1. A method of reading an image by an image sensor, executed by an apparatus including:

a carriage to which the image sensor is mounted;

a stepping motor which rotates to move the carriage in a predetermined direction;

a storage unit which stores a current value that is supplied to the stepping motor for rotating the stepping motor, the storage unit storing an initial first current value; and

a sensor which detects whether or not the carriage is disposed at a predetermined position,

the method comprising:

a) reciprocating the carriage from the predetermined position in the predetermined direction by rotating the stepping motor to which a second current value smaller than the first current value that is stored in the storage unit is supplied; and

b) detecting whether or not the carriage after reciprocating is disposed at the predetermined position, by the sensor,

wherein, in the case where the sensor detects that the carriage after reciprocating is disposed at the predetermined position, when the image sensor reads an image, the first current value is supplied to the stepping motor, and

in the case where the sensor detects that the carriage after reciprocating is not disposed at the predetermined position, when the image sensor reads an image, a current value obtained by adding a third current value to the first current value is supplied to the stepping motor.

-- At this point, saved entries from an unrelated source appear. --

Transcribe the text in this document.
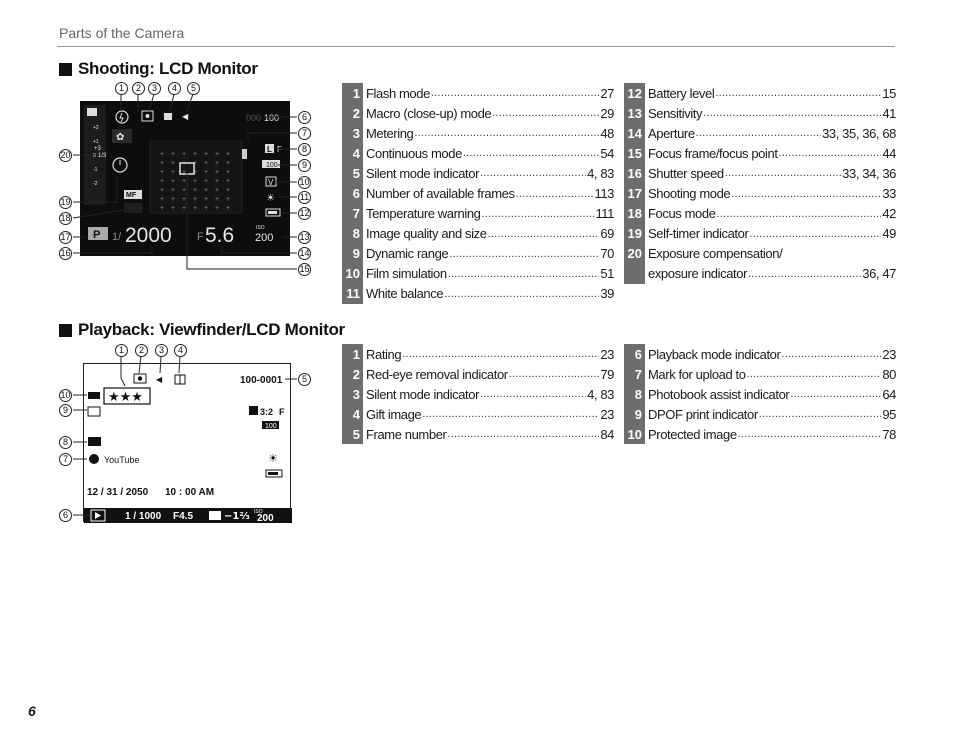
Parts of the Camera
Shooting: LCD Monitor
+2
+1
0
-1
-2
+3
1/3
◀
✿
MF
+ + + + + + +
+ + + + + + +
+ + + + + + +
+ + + + + + +
+ + + + + + +
+ + + + + + +
+ + + + + + +
000 100
L F
100
V
☀
P 1/ 2000 F 5.6	ISO
200
1	2	3	4	5
6
7
8
9
10
11
12
13
14
15
16
17
18
19
20
1 Flash mode .....	27
2 Macro (close-up) mode .....	29
3 Metering .....	48
4 Continuous mode .....	54
5 Silent mode indicator .....	4, 83
6 Number of available frames .....	113
7 Temperature warning .....	111
8 Image quality and size .....	69
9 Dynamic range .....	70
10 Film simulation .....	51
11 White balance .....	39
12 Battery level .....	15
13 Sensitivity .....	41
14 Aperture .....	33, 35, 36, 68
15 Focus frame/focus point .....	44
16 Shutter speed .....	33, 34, 36
17 Shooting mode .....	33
18 Focus mode .....	42
19 Self-timer indicator .....	49
20 Exposure compensation/
exposure indicator .....	36, 47
Playback: Viewfinder/LCD Monitor
★★★
◀	100-0001
YouTube
3:2 F
100
☀
12 / 31 / 2050 10 : 00 AM
1 / 1000 F4.5	−1⅔ ISO
200
1	2	3	4
5
6
7
8
9
10
1 Rating .....	23
2 Red-eye removal indicator .....	79
3 Silent mode indicator .....	4, 83
4 Gift image .....	23
5 Frame number .....	84
6 Playback mode indicator .....	23
7 Mark for upload to .....	80
8 Photobook assist indicator .....	64
9 DPOF print indicator .....	95
10 Protected image .....	78
6
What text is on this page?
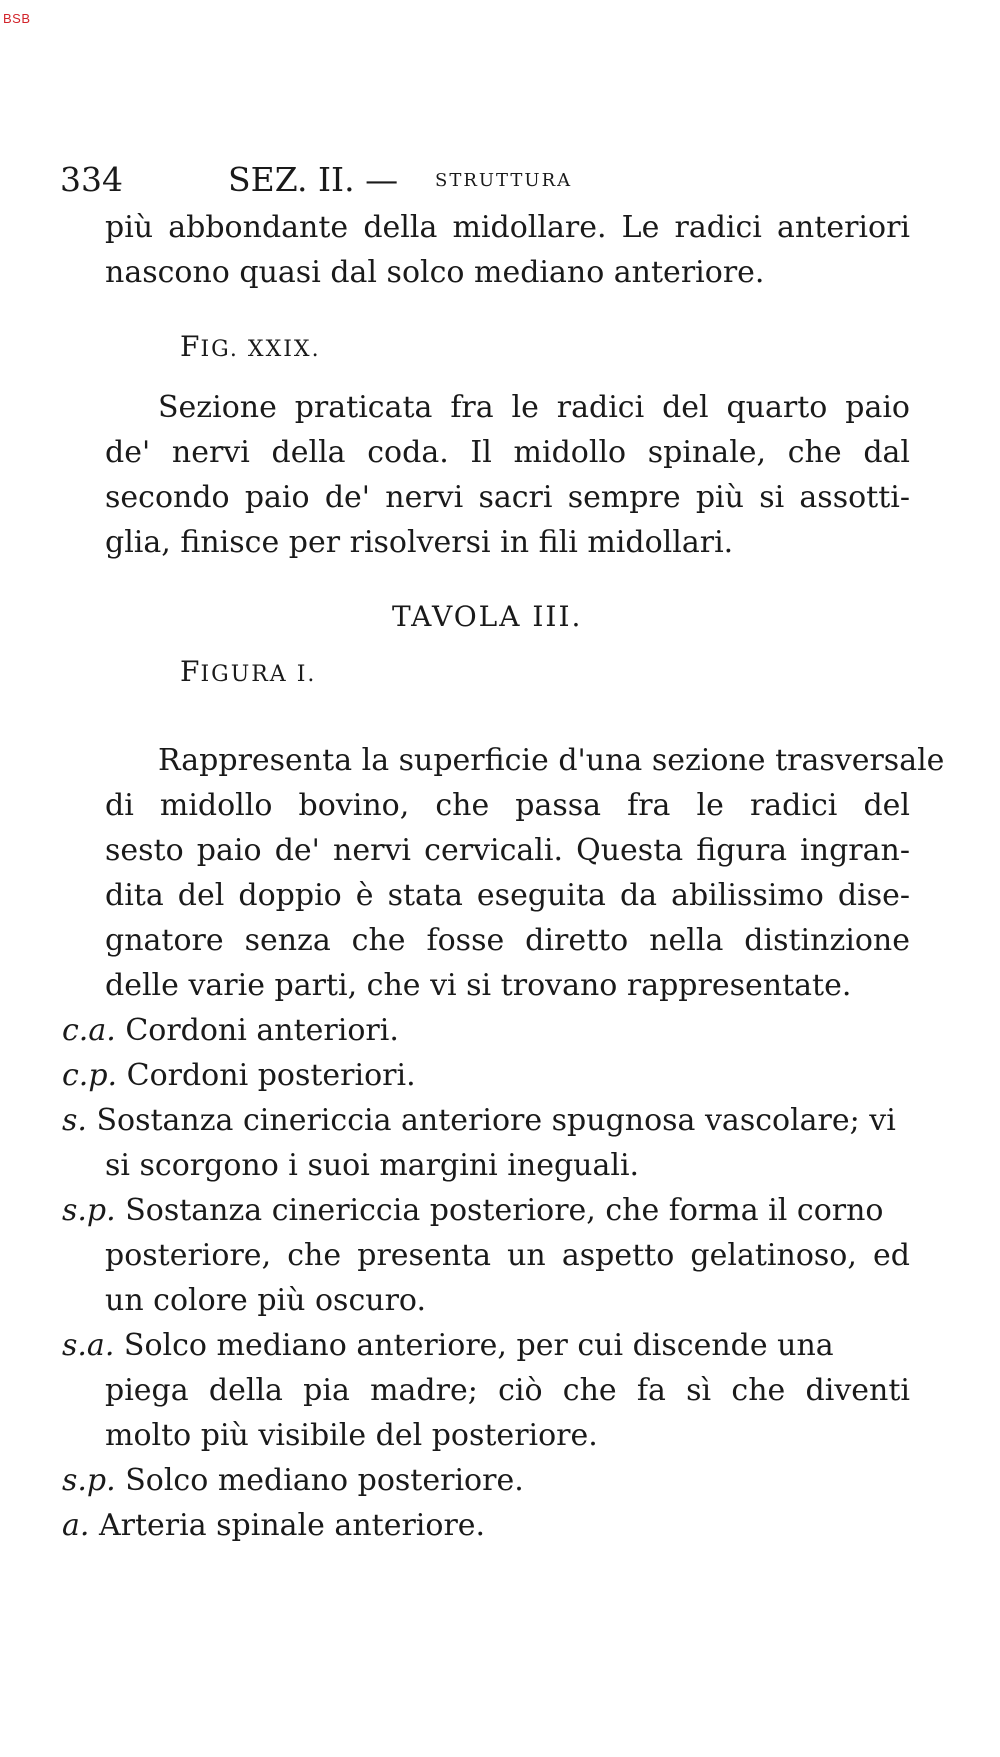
BSB
334	SEZ. II. — STRUTTURA
più abbondante della midollare. Le radici anteriori
nascono quasi dal solco mediano anteriore.
FIG. XXIX.
Sezione praticata fra le radici del quarto paio
de' nervi della coda. Il midollo spinale, che dal
secondo paio de' nervi sacri sempre più si assotti-
glia, finisce per risolversi in fili midollari.
TAVOLA III.
FIGURA I.
Rappresenta la superficie d'una sezione trasversale
di midollo bovino, che passa fra le radici del
sesto paio de' nervi cervicali. Questa figura ingran-
dita del doppio è stata eseguita da abilissimo dise-
gnatore senza che fosse diretto nella distinzione
delle varie parti, che vi si trovano rappresentate.
c.a. Cordoni anteriori.
c.p. Cordoni posteriori.
s. Sostanza cinericcia anteriore spugnosa vascolare; vi
si scorgono i suoi margini ineguali.
s.p. Sostanza cinericcia posteriore, che forma il corno
posteriore, che presenta un aspetto gelatinoso, ed
un colore più oscuro.
s.a. Solco mediano anteriore, per cui discende una
piega della pia madre; ciò che fa sì che diventi
molto più visibile del posteriore.
s.p. Solco mediano posteriore.
a. Arteria spinale anteriore.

2. The method according to claim 1, wherein the first current value is determined by:

c) reciprocating the carriage from the predetermined position in the predetermined direction by the rotation of the stepping motor to which a fifth current value smaller than a fourth current value that is determined in advance is supplied;

d) detecting whether or not the carriage after reciprocating is disposed at the predetermined position by the sensor;

e) when the sensor detects that the carriage after reciprocating is disposed at the predetermined position, storing as the first current value a current value obtained by adding a seventh current value to a sixth current value smaller than the fifth current value, in the storage unit; and

f) when the sensor detects that the carriage after reciprocating is not disposed at the predetermined position, storing as the first current value a current value obtained by adding the seventh current value to the fourth current value, in the storage unit.

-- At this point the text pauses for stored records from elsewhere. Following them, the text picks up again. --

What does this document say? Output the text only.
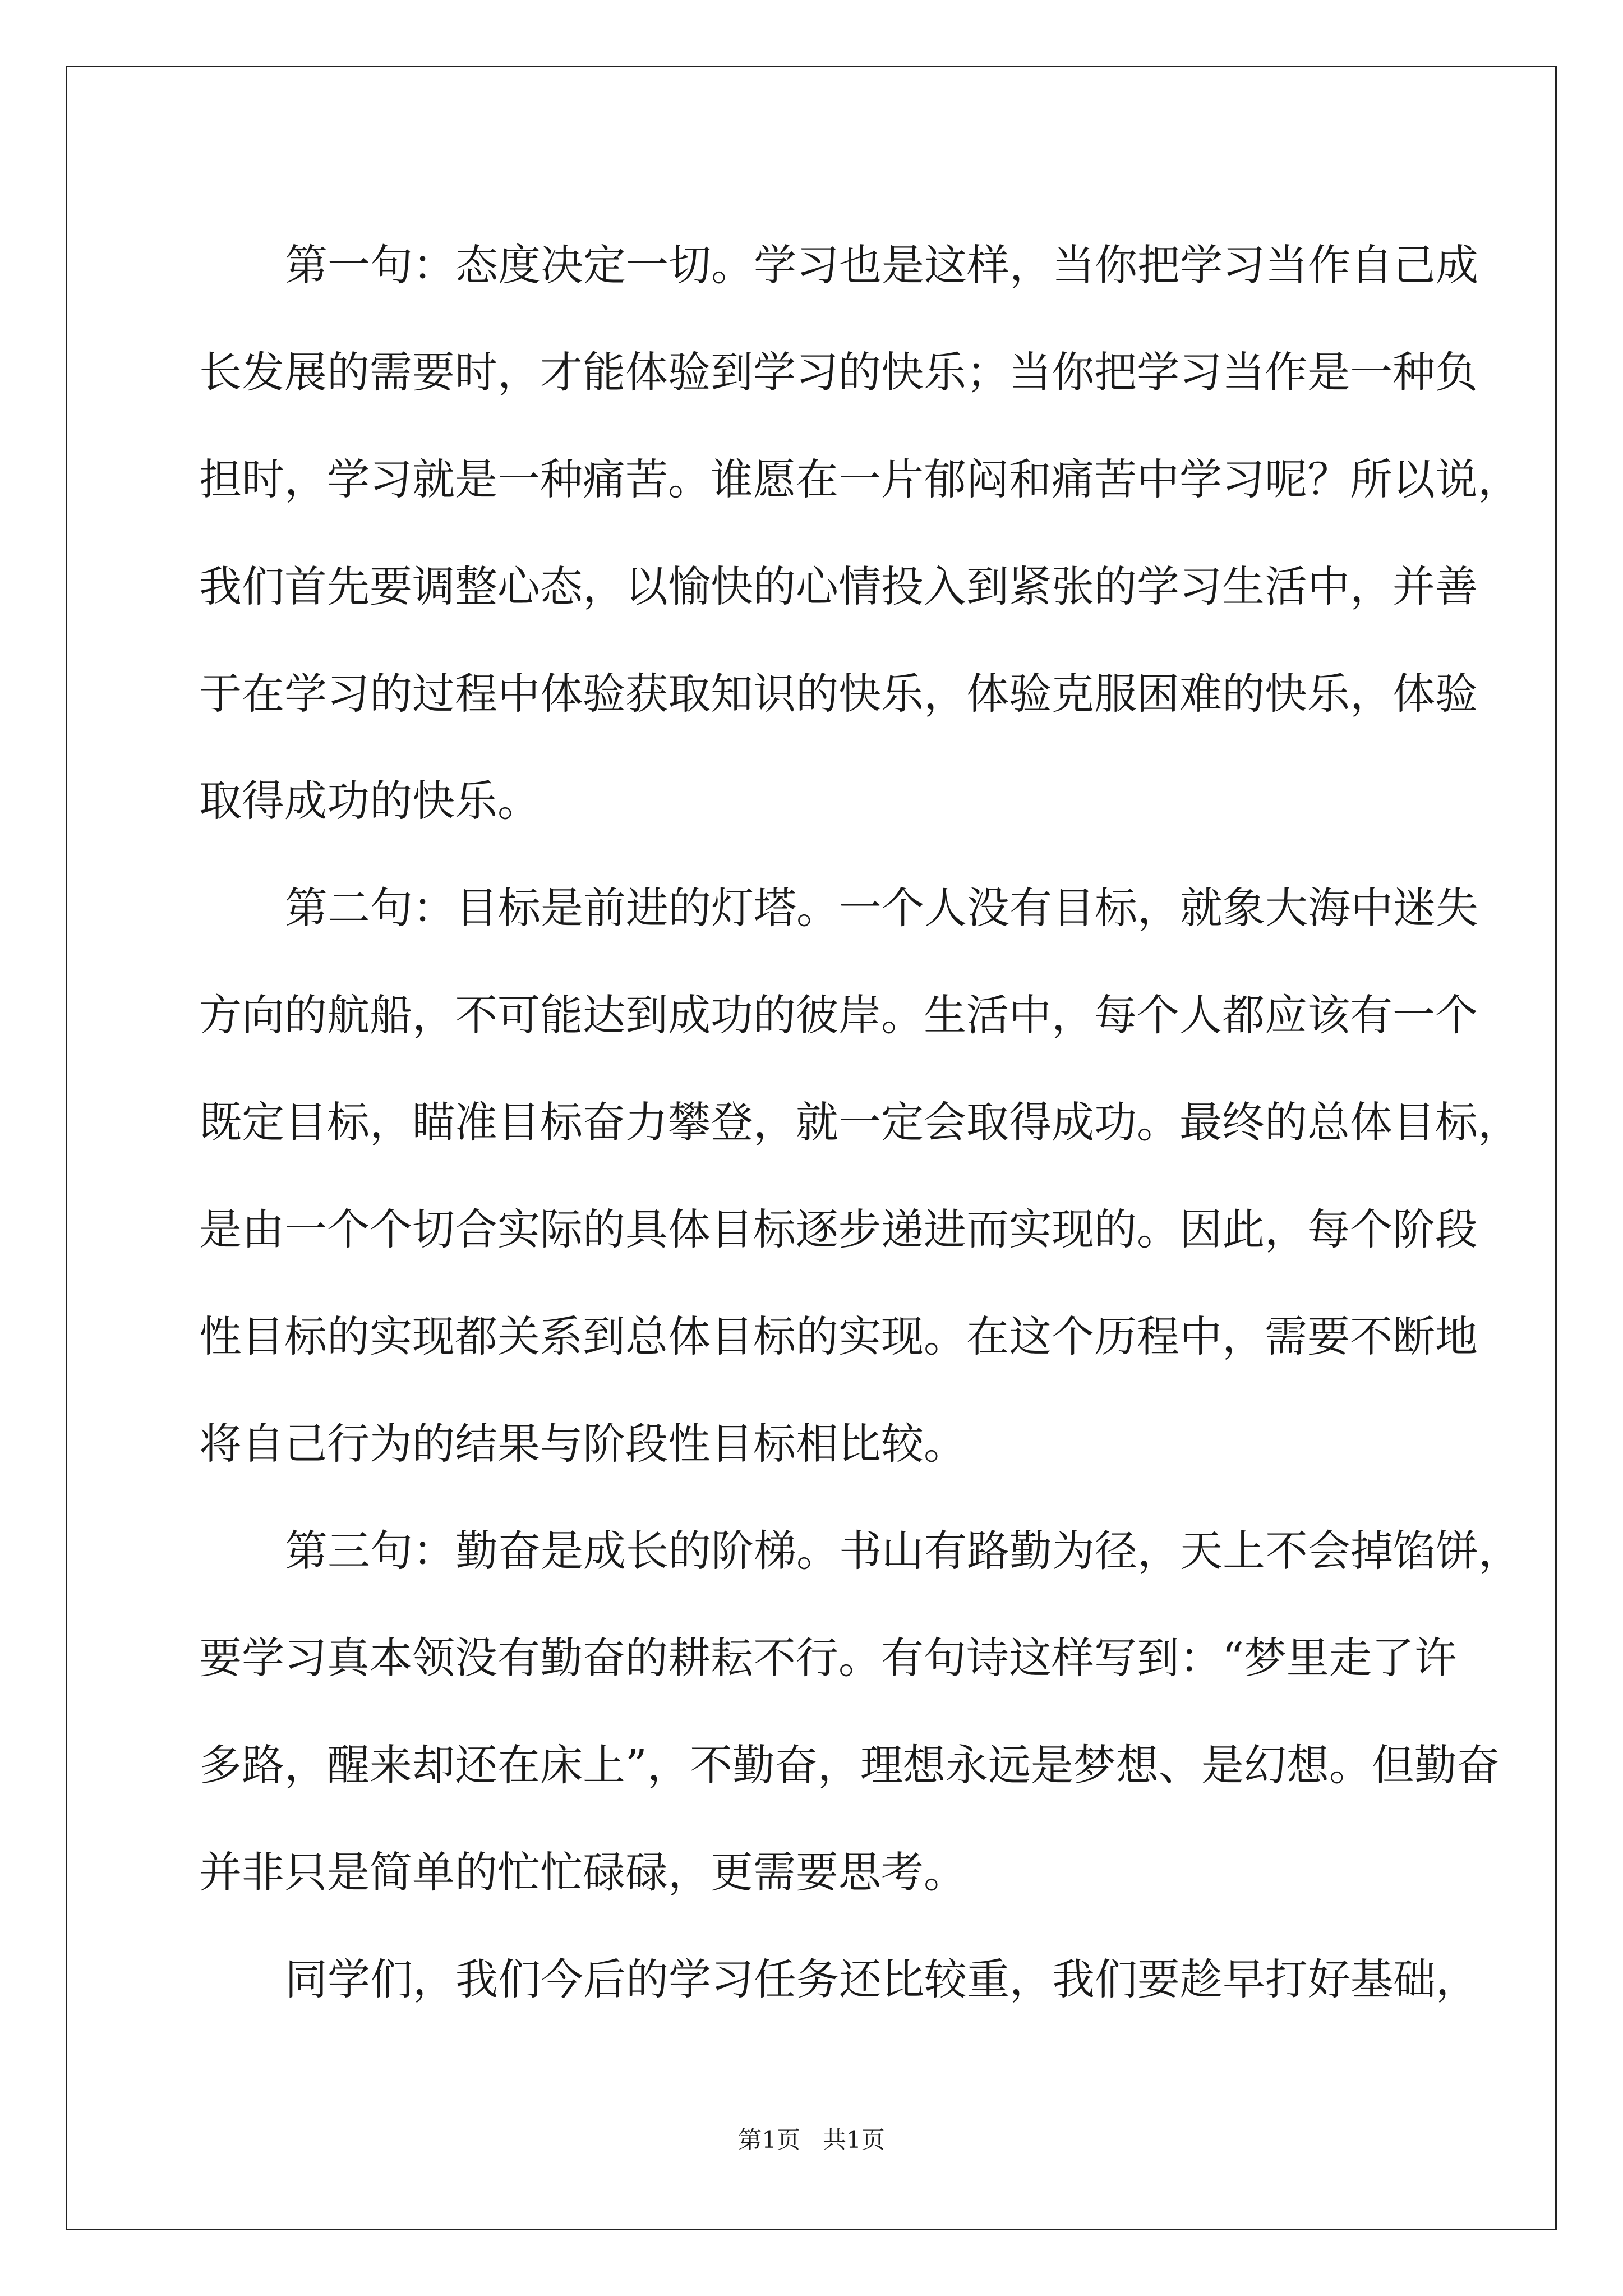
第一句：态度决定一切。学习也是这样，当你把学习当作自己成
长发展的需要时，才能体验到学习的快乐；当你把学习当作是一种负
担时，学习就是一种痛苦。谁愿在一片郁闷和痛苦中学习呢？所以说，
我们首先要调整心态，以愉快的心情投入到紧张的学习生活中，并善
于在学习的过程中体验获取知识的快乐，体验克服困难的快乐，体验
取得成功的快乐。
第二句：目标是前进的灯塔。一个人没有目标，就象大海中迷失
方向的航船，不可能达到成功的彼岸。生活中，每个人都应该有一个
既定目标，瞄准目标奋力攀登，就一定会取得成功。最终的总体目标，
是由一个个切合实际的具体目标逐步递进而实现的。因此，每个阶段
性目标的实现都关系到总体目标的实现。在这个历程中，需要不断地
将自己行为的结果与阶段性目标相比较。
第三句：勤奋是成长的阶梯。书山有路勤为径，天上不会掉馅饼，
要学习真本领没有勤奋的耕耘不行。有句诗这样写到：“梦里走了许
多路，醒来却还在床上”，不勤奋，理想永远是梦想、是幻想。但勤奋
并非只是简单的忙忙碌碌，更需要思考。
同学们，我们今后的学习任务还比较重，我们要趁早打好基础，
第1页   共1页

3. The method according to claim 2, wherein the seventh current value is a fixed current value.

4. The method according to claim 3, wherein the third current value is a variable current value.

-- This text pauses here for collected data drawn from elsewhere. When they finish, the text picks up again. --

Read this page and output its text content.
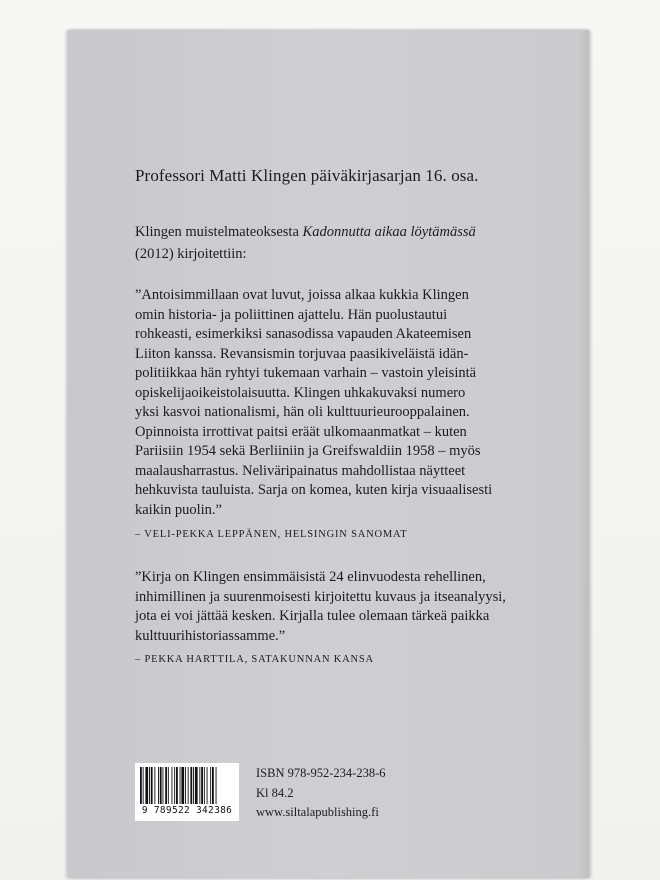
Professori Matti Klingen päiväkirjasarjan 16. osa.
Klingen muistelmateoksesta Kadonnutta aikaa löytämässä
(2012) kirjoitettiin:
”Antoisimmillaan ovat luvut, joissa alkaa kukkia Klingen
omin historia- ja poliittinen ajattelu. Hän puolustautui
rohkeasti, esimerkiksi sanasodissa vapauden Akateemisen
Liiton kanssa. Revansismin torjuvaa paasikiveläistä idän-
politiikkaa hän ryhtyi tukemaan varhain – vastoin yleisintä
opiskelijaoikeistolaisuutta. Klingen uhkakuvaksi numero
yksi kasvoi nationalismi, hän oli kulttuurieurooppalainen.
Opinnoista irrottivat paitsi eräät ulkomaanmatkat – kuten
Pariisiin 1954 sekä Berliiniin ja Greifswaldiin 1958 – myös
maalausharrastus. Neliväripainatus mahdollistaa näytteet
hehkuvista tauluista. Sarja on komea, kuten kirja visuaalisesti
kaikin puolin.”
– VELI-PEKKA LEPPÄNEN, HELSINGIN SANOMAT
”Kirja on Klingen ensimmäisistä 24 elinvuodesta rehellinen,
inhimillinen ja suurenmoisesti kirjoitettu kuvaus ja itseanalyysi,
jota ei voi jättää kesken. Kirjalla tulee olemaan tärkeä paikka
kulttuurihistoriassamme.”
– PEKKA HARTTILA, SATAKUNNAN KANSA
9 789522 342386
ISBN 978-952-234-238-6
Kl 84.2
www.siltalapublishing.fi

5. The method according to claim 2, wherein a rotation speed of the stepping motor in a) and a rotation speed of the stepping motor in c) are substantially the same.

6. An apparatus for reading an image by using an image sensor, comprising:

a carriage to which the image sensor is mounted;

a storage unit which stores a current value that is supplied to the stepping motor for rotating the stepping motor; and

wherein the storage unit stores an initial first current value,

the stepping motor is supplied with a second current value smaller than the first current value that is stored in the storage unit to reciprocate the carriage from the predetermined position in the predetermined direction,

the sensor detects whether or not the carriage after reciprocating is disposed at the predetermined position,

in the case where the sensor detects that the carriage after reciprocating is disposed at the predetermined position, when the image sensor reads an image, the first current value is supplied to the stepping motor, and

in the case where the sensor detects that the carriage after reciprocating is not disposed at the predetermined position, when the image sensor reads an image, a current value obtained by adding a third current value to the first current value, is supplied to the stepping motor.